Er zijn momenten waarop het rechtsbedrijf zich slechts laat zien als een dwaze geldverslindende machine. Ik hoor die machine op volle toeren draaien in het sukkelproces (bekend als de strafzaak tegen een advocaat die een ambtenaar voor ‘sukkel’ uitmaakte). Het woordje van twee syllaben kost de samenleving tonnen belastinggeld. En ik voorspel dat de zaak gedoemd is pas te sneuvelen bij het Europese Hof waar landen als Moldavië met soortgelijke zaken geregeld de oren worden gewassen.
De idiote twist bij Ajax is ook een aardig voorbeeld. De voetbalclub werd in het moddergevecht met Cruijff bijgestaan door Peter Wakkie die voor zijn knappe adviezen een uurtarief van 750 euro rekent. De zinloze strijd kostte tonnen. ‘Willen winnen is niet altijd de beste strategie,’ zei Wakkie later in een interview.

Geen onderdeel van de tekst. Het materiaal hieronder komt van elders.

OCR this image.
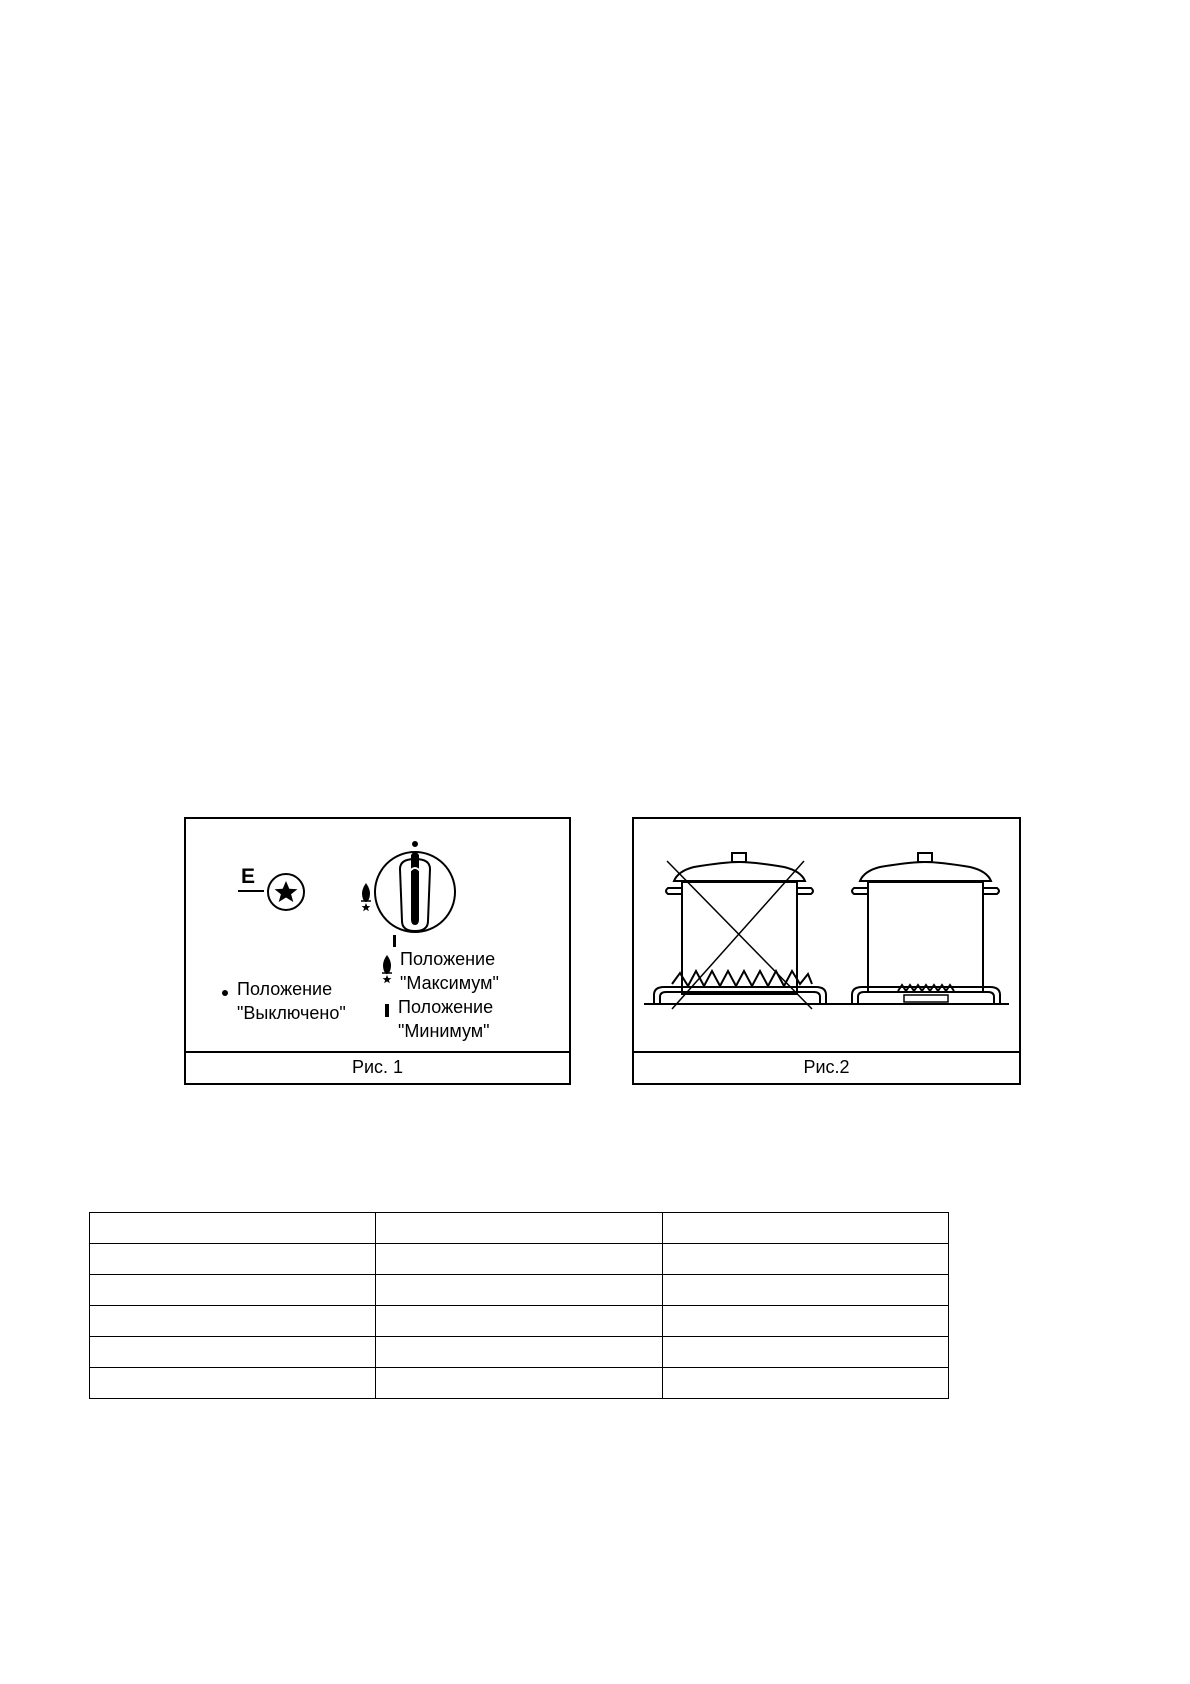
E
Положение
"Максимум"
Положение
"Выключено"	Положение
"Минимум"
Рис. 1	Рис.2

Wie zijn zaak verliest en dat voor de hoofdprijs als strategie weet te verkopen aan een voetbalclub, is overigens wel een kunstenaar.

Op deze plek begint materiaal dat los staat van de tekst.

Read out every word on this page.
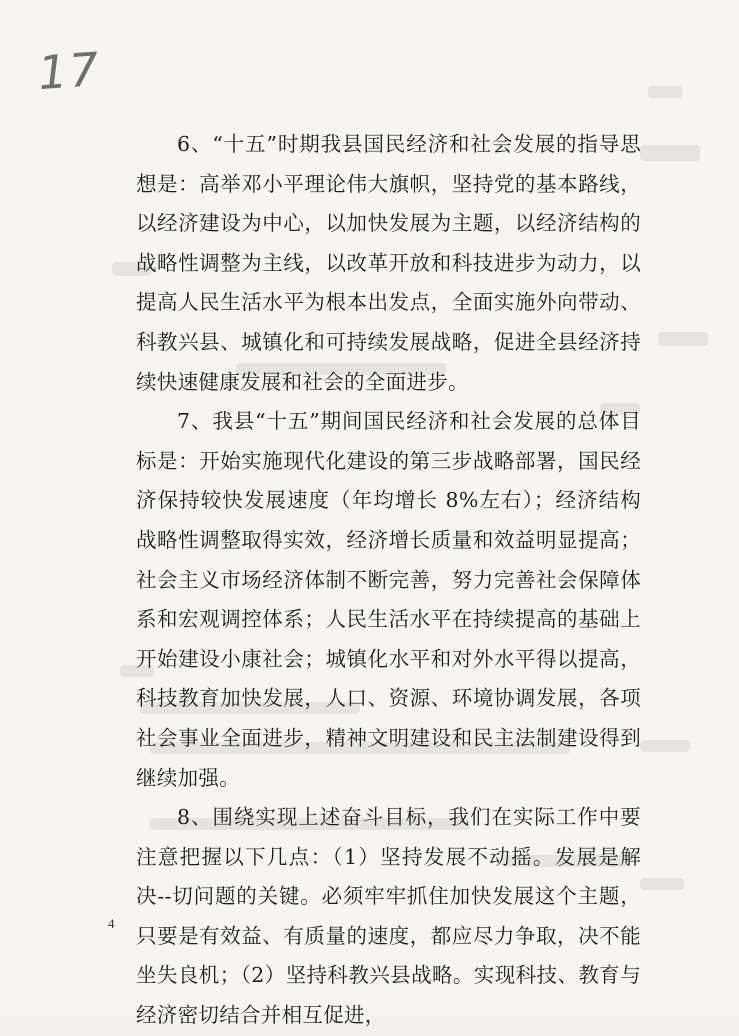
17

6、“十五”时期我县国民经济和社会发展的指导思想是：高举邓小平理论伟大旗帜，坚持党的基本路线，以经济建设为中心，以加快发展为主题，以经济结构的战略性调整为主线，以改革开放和科技进步为动力，以提高人民生活水平为根本出发点，全面实施外向带动、科教兴县、城镇化和可持续发展战略，促进全县经济持续快速健康发展和社会的全面进步。

7、我县“十五”期间国民经济和社会发展的总体目标是：开始实施现代化建设的第三步战略部署，国民经济保持较快发展速度（年均增长 8%左右）；经济结构战略性调整取得实效，经济增长质量和效益明显提高；社会主义市场经济体制不断完善，努力完善社会保障体系和宏观调控体系；人民生活水平在持续提高的基础上开始建设小康社会；城镇化水平和对外水平得以提高，科技教育加快发展，人口、资源、环境协调发展，各项社会事业全面进步，精神文明建设和民主法制建设得到继续加强。

8、围绕实现上述奋斗目标，我们在实际工作中要注意把握以下几点：（1）坚持发展不动摇。发展是解决--切问题的关键。必须牢牢抓住加快发展这个主题，只要是有效益、有质量的速度，都应尽力争取，决不能坐失良机；（2）坚持科教兴县战略。实现科技、教育与经济密切结合并相互促进，

4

Even kostbaar als banaal was het juridisch steekspel over de drie borstharen van kapitein Marco Kroon. Prof. dr. Kintz, forensisch expert in toxicologisch haaronderzoek, geeft er tegenwoordig lezingen over.
Het zijn de duurste borstharen die justitie ooit onder ogen heeft gehad.
De duurste woorden staan in het bekende zinnetje over de Haagse rechter, waarover een advocaat had gezegd dat hij uitvoerig met advocaten was gaan bellen. Over deze zinsnede wordt door de rechter in kwestie sinds 2004 geprocedeerd. De teller van deze absurde zaak staat inmiddels op minimaal een half miljoen aan advocatenkosten, grotendeels gefinancierd door de Raad voor de rechtspraak die er bijkans failliet aan dreigt te gaan.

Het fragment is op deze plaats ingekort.